Leichtathletik Nur vier Tausendstelsekunden fehlen zur Silbermedaille

Von Simon David
Reinhard Michelchen (rechts) freut sich über seine Bronzemedaille bei der EM Hallen Masters im polnischen Torun. Platz zwei verpasste er um weniger als eine Hundertstelsekunde. Foto: /privat

Reinhard Michelchen wird im polnischen Torun Dritter über 400 Meter in seiner Altersklasse. 

Im Laufe seiner Karriere hat Reinhard Michelchen viele Erfolge gefeiert. Doch selbst für solch einen erfahrenen Sportler wie ihn gibt es auch immer wieder neue, ungewohnte Erfahrungen. So wie beim Finale über die 400 Meter der Altersklasse M70 beim Hallen-EM-Masters im polnischen Torun. Dort holte er in einem spannenden finale am Ende Bronze. Nur sehr knapp, um ganze vier Tausendstelsekunden verpasste er die Silbermedaille.

Doch nicht nur das war außergewöhnlich. Der gesamte Rennverlauf war ungewohnt. „Der Läufer, der sich mit der sechstschnellsten Zeit gerade noch so für das Finale qualifiziert hatte, hat zu Beginn geführt“, berichtet Michelchen, der zunächst lange Vierter war.

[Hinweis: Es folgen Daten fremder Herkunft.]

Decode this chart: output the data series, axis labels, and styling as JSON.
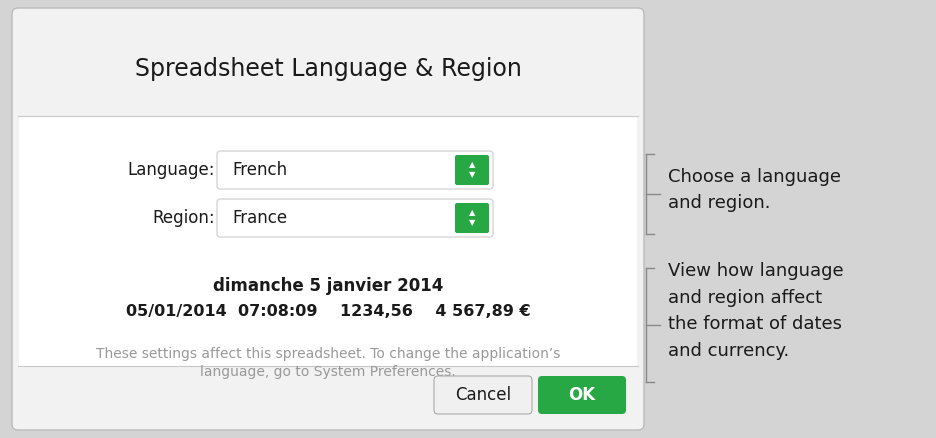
{
  "title": "Spreadsheet Language & Region",
  "bg_color": "#d4d4d4",
  "dialog_bg": "#f2f2f2",
  "dialog_inner_bg": "#ffffff",
  "language_label": "Language:",
  "language_value": "French",
  "region_label": "Region:",
  "region_value": "France",
  "date_long": "dimanche 5 janvier 2014",
  "date_short_line": "05/01/2014  07:08:09    1234,56    4 567,89 €",
  "note_line1": "These settings affect this spreadsheet. To change the application’s",
  "note_line2": "language, go to System Preferences.",
  "cancel_btn": "Cancel",
  "ok_btn": "OK",
  "green_color": "#28a745",
  "annotation1": "Choose a language\nand region.",
  "annotation2": "View how language\nand region affect\nthe format of dates\nand currency.",
  "divider_color": "#c8c8c8",
  "note_color": "#999999",
  "text_color": "#1a1a1a",
  "border_color": "#bbbbbb"
}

Mehrere Wechsel an der Spitze

„Es gab mehrere Führungs- und Positionswechsel. Ich habe mich dann nach vorne gekämpft und das Rennen angeführt“, so der für den VfL Sindelfingen startende Leichtathlet aus Freudental. Zwei Runden mussten auf der 200 Meter langen Bahn gelaufen werden. In der letzten Kurve führte Michelchen sogar mit ein paar Metern Vorsprung. „Erst fünf Meter vor dem Ziel haben die anderen aufgeschlossen.  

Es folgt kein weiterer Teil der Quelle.